Harun Nasrullah
Adelaide Writers’ Week has been cancelled after an unprecedented escalation of a boycott by writers, journalists and commentators protesting the removal of Palestinian-Australian academic and author Dr Randa Abdel-Fattah from the programme.
What began with nearly 50 withdrawals has since grown into a mass walkout involving around 180 participants, rendering the literary event unviable and triggering resignations, an official apology, and a dramatic reversal by the Adelaide Festival Corporation.
The controversy erupted after the festival board removed Abdel-Fattah from the 2026 programme, citing “cultural sensitivity” concerns following a recent terror attack in Bondi, a beachside suburb of Sydney. The board stressed that it was not suggesting Abdel-Fattah or her work had any connection to the attack but pointed to her past statements on Israel and Palestine as the basis for its decision.
Adelaide Writers’ Week, the literary strand of the long-running Adelaide Festival of Arts, was due to take place from February 28 to March 5 in the Pioneer Women’s Memorial Garden, featuring free public panels and discussions with writers from Australia and abroad.
On January 9, the festival temporarily removed its online programme, stating it was responding to withdrawals from the Writers’ Week 2026 line-up. By that afternoon, 47 writers had confirmed they were boycotting, with many more signalling they would follow unless Abdel-Fattah was reinstated.
Among the first wave of withdrawals were some of Australia’s most prominent literary figures, including Helen Garner, Chloe Hooper, Sarah Krasnostein, Michelle de Kretser, Drusilla Modjeska, Melissa Lucashenko, and Stella Prize-winning poet Evelyn Araluen. Best-selling novelist Trent Dalton, who had been scheduled to deliver a keynote address at Adelaide Town Hall, also withdrew.
Senior journalists from Australia’s public broadcaster, the ABC, including David Marr and Jonathan Green, confirmed they would no longer participate. Other withdrawals included commentators Jane Caro and Peter FitzSimons, Cheek Media co-founder Hannah Ferguson, journalist and academic Peter Greste, First Nations academic Prof Chelsea Watego, political analyst Amy Remeikis, and economist and author Yanis Varoufakis.
Authors Bri Lee and Madeleine Gray said they would only take part if Abdel-Fattah was reinstated.
Abdel-Fattah, a lecturer at Macquarie University in Sydney, had been scheduled to appear at the festival for the second time, having hosted panels and sessions in 2023. In a statement issued on January 8, the festival board said it had decided that “it would not be culturally sensitive to continue to programme her at this unprecedented time so soon after Bondi.”
The board acknowledged that Abdel-Fattah was not linked to the attack but referenced her previous comments on Zionism and Israel.
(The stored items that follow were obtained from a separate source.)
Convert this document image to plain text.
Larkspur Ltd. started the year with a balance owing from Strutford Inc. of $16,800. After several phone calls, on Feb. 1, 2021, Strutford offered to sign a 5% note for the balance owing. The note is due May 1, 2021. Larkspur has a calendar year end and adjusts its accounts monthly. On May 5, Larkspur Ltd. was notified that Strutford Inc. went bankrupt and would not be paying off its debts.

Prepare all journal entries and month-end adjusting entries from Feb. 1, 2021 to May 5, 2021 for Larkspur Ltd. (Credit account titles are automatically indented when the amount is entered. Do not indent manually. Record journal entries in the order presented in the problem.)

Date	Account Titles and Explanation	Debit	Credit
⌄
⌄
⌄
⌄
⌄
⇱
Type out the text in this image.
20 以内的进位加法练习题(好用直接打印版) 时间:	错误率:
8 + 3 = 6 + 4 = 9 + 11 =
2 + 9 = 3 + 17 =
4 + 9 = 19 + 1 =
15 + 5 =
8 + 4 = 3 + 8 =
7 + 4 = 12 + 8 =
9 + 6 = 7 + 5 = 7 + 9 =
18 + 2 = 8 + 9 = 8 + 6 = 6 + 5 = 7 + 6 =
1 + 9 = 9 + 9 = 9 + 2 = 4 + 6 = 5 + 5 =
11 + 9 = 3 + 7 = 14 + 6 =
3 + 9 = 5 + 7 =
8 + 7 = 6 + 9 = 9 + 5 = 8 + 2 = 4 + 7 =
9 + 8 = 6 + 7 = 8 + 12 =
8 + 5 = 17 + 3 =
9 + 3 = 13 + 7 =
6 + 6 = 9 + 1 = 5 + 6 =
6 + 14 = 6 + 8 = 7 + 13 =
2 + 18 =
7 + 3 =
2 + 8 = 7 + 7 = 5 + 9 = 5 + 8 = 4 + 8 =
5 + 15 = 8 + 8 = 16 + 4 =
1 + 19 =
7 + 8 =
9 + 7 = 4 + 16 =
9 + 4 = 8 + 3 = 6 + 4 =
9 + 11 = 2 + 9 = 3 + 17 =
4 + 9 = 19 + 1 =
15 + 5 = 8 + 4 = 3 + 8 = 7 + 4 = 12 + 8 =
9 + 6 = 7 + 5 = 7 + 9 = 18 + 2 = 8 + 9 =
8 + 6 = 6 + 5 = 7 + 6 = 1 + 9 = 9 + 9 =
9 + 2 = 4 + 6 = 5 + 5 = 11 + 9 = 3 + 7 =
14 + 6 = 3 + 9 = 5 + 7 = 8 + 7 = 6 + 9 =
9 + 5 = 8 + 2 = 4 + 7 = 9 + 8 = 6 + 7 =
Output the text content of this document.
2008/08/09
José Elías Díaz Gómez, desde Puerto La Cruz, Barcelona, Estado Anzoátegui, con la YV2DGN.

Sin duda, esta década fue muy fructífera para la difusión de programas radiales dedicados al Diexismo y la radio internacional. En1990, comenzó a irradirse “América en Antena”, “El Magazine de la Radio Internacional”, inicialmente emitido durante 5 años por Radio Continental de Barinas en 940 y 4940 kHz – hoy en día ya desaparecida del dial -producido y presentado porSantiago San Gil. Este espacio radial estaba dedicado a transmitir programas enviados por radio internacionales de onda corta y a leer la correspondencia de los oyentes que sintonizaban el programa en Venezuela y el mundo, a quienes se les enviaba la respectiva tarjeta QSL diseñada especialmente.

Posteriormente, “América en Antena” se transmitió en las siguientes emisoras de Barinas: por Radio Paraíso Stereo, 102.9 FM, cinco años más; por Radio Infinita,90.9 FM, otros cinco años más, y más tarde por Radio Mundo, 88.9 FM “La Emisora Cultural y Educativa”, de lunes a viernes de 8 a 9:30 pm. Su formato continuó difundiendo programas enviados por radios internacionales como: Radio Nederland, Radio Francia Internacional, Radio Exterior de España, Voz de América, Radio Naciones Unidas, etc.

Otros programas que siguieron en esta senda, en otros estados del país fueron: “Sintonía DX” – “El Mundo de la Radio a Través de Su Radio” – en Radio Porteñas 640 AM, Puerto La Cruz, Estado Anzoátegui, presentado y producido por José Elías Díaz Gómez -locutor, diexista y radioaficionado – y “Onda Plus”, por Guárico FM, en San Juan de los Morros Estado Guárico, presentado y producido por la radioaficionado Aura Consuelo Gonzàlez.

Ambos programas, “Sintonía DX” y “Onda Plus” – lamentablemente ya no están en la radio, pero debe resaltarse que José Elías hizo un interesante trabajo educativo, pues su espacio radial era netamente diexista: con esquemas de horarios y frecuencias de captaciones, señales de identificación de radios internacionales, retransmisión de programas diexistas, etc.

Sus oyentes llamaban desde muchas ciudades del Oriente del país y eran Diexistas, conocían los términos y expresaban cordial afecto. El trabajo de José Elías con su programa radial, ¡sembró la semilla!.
Abdel-Fattah has long faced criticism from Australian political parties, Jewish organisations and some media outlets for outspoken views on Palestine, including remarks that Zionists had “no claim or right to cultural safety.”
The decision drew fierce condemnation from across the literary community. Hannah Ferguson described it as “censorship”, while Amy Remeikis accused the board of making a “deliberate choice to silence a prominent Palestinian-Australian academic without offering any clear or convincing rationale”.
Former New South Wales premier and foreign affairs minister Bob Carr, however, defended the board’s decision.
While critical of Israel’s invasion of Gaza, Carr argued that some of Abdel-Fattah’s past statements had been counterproductive to the Palestinian cause and said the board should be supported.
Iranian-Australian Booker Prize nominee Shokoofeh Azar said she understood the board’s reasoning and initially confirmed she would still participate, arguing that cultural spaces should allow for dialogue rather than a single dominant voice.
As the boycott intensified, the fallout widened. The Australia Institute, a public policy think tank, withdrew its sponsorship of the festival, saying Adelaide Writers’ Week had historically stood for “bravery, freedom of expression and the exchange of ideas”.
By mid-January, the number of withdrawals had swelled to around 180 writers and speakers, leaving only a handful of sessions with confirmed participants. The Adelaide Festival Corporation subsequently announced that Adelaide Writers’ Week 2026 would be cancelled.
In the days that followed, senior figures associated with the festival resigned, and a newly constituted board issued a formal public apology to Abdel-Fattah. The board retracted its earlier statement, acknowledging that the way the decision had been communicated caused significant harm, and invited Abdel-Fattah to participate in a future Writers’ Week, tentatively in 2027.
Speaking earlier to Australia’s ABC Radio, Abdel-Fattah described her removal as “egregious and unabashedly anti-Palestinian”, calling it “an obscene attempt to associate me with an atrocity that I had nothing to do with”.
While welcoming the solidarity shown by fellow writers, she said the damage caused by the decision could not be undone easily. She has since issued a defamation concerns notice against South Australian premier Peter Malinauskas, alleging that public comments made during the controversy falsely linked her to extremism and harmed her reputation.